Its funny how we learn things as we go through life. Some of us learn big life lessons at a young age. Others don't learn the most important things until they die. It just depends on what you learn and when. I'm quite a fast learner so I only need to see something once before attempting it myself.
This is most true of my hobby of tinkering. I think I get it from my biological father who was always dismantling something or other (usually car or motorbike engines) and I used to enjoy watching. I soon started picking things up and was soon trying to test my knowledge and curiosity with old toys.
Not a lot has changed as I moved from childhood to adulthood. I just got more complex toys to take apart. My laptop is something of an ongoing project.

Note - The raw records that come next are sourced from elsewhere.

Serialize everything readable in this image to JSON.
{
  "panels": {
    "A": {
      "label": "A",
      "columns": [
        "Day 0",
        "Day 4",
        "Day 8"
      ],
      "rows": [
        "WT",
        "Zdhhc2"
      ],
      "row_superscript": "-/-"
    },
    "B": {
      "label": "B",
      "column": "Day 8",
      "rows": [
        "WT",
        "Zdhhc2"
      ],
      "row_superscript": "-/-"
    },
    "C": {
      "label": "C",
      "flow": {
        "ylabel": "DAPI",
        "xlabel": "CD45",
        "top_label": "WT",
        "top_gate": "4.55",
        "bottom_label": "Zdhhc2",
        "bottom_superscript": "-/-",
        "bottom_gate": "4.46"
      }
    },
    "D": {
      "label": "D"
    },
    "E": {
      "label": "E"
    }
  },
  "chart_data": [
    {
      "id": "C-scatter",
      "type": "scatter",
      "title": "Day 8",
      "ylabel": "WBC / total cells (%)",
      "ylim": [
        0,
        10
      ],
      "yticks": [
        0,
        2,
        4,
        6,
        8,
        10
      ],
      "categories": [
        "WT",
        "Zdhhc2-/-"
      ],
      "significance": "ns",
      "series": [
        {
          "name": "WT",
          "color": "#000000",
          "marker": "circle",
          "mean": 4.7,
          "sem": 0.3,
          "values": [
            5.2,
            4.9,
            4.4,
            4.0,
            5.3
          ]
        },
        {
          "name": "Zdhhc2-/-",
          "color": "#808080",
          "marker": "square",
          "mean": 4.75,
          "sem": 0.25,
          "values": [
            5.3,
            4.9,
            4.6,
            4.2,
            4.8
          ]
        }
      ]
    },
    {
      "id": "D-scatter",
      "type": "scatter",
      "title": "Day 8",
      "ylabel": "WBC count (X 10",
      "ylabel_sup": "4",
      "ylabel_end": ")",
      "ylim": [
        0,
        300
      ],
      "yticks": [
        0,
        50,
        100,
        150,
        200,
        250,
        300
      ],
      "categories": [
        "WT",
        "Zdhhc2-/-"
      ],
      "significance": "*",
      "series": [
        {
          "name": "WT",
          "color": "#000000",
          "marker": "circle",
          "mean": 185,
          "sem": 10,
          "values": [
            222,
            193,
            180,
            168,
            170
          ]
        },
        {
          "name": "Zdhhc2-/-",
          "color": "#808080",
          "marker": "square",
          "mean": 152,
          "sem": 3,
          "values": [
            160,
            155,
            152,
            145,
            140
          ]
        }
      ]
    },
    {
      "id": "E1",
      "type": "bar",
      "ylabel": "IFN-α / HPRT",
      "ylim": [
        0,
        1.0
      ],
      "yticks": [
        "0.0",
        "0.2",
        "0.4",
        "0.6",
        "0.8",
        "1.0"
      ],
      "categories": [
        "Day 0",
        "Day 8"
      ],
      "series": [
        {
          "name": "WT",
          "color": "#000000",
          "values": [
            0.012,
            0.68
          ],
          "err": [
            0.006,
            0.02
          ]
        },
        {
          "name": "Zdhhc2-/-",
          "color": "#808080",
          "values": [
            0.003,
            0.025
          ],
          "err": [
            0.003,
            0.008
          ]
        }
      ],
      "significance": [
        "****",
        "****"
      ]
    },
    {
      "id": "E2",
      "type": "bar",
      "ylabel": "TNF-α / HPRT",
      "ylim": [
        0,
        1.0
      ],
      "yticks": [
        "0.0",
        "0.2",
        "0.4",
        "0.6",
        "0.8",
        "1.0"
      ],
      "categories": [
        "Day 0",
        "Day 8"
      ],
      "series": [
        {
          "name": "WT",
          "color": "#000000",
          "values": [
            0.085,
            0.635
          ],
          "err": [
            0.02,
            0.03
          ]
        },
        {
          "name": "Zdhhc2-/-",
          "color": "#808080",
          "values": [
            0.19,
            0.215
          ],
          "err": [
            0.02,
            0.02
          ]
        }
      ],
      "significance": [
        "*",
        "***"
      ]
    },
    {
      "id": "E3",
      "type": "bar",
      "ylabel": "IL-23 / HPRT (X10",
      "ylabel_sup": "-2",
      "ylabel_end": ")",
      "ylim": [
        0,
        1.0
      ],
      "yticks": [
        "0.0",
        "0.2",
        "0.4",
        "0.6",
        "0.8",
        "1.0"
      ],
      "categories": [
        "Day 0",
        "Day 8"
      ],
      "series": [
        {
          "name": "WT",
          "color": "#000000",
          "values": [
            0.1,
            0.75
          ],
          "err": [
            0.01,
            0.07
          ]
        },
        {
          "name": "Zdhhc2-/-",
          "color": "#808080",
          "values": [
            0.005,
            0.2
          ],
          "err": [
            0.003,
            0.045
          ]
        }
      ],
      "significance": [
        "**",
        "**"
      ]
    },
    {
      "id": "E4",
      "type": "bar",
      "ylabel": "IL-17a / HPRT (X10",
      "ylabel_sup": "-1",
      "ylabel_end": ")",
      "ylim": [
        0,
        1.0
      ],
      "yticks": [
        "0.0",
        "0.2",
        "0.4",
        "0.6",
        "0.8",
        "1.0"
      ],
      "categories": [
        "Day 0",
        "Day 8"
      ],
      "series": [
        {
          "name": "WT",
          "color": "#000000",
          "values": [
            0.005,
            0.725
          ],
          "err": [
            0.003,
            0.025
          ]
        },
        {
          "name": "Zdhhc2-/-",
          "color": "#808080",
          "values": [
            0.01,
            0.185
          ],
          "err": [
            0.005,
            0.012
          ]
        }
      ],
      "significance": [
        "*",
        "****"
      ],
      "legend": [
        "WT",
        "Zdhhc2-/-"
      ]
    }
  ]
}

It always wants/needs some kind of maintenance. From diagnostic scans to more complex rebuilds. Usually its a clog in the cooling system or sometimes it's a part that needs replacing.
I'm becoming adept at doing the job myself. Heck if anyone gave me a Toshiba Satellite L500 series with a problem, you can bet your ass that within the day I would be able to diagnose and maybe treat the problem. To the best of my ability anyway. Its a hobby and something useful.
I owe my brother Richard and my first boyfriend Mike for what I know about these machines. The funny thing is that I don't think they meant to teach me these things but never really stopped my observant nature and ability to retain and use information as well as the common sense to adapt what I was doing.
I enjoy learning in all forms. Whether its reading up on things or watching another work, asking questions and then experimentation. Obviously I don't do the kind of experiments to cause pain or suffering to others, I prefer the approach of "It's great as it is, but can I make it better? If so, how?" Besides, my "subjects" are strictly technological.
Although I have a very good understanding of the human body and my conditions, I would never dream to be as foolish as to try and diagnose or treat a person. I believe that unless you have completed medical school then you should refrain from attempting to be a doctor. No matter how much you read off the internet, that knowledge is useless unless you know what you are doing and in some cases that little bit of information can be really quite dangerous. Or just fear-mongering.
I find internet diagnosis quite funny. Maybe its because people type symptoms (which are often exaggerated) in to Google and then become convinced that they have some drastic malady. Or there are those who examine each tiny symptom just because they have the dreaded "Wish-You-Were-Sicks". A bizarre "condition" in which someone is desperate enough to believe that they have some kind of deadly disease that they research it and almost make themselves have the problem (aka mind over matter).
I was talking to my GP about it not long ago. I said what had been happening and how long and what other professionals have said in the past. He found it quite funny that unlike so many others I hadn't decided to diagnose some horrible condition myself and decide that that was it, I was going to die. I just looked at him and simply said "I'm not a doctor, so I don't like to jump to conclusions." He actually smiled and said that was something about me that he liked. A young person who has their head screwed on properly. Seems to be a rare thing these days and nearly everyone is convinced that the internet is better than good old fashioned doctors. Personally I'll stick to asking my GP and specialist when I see them.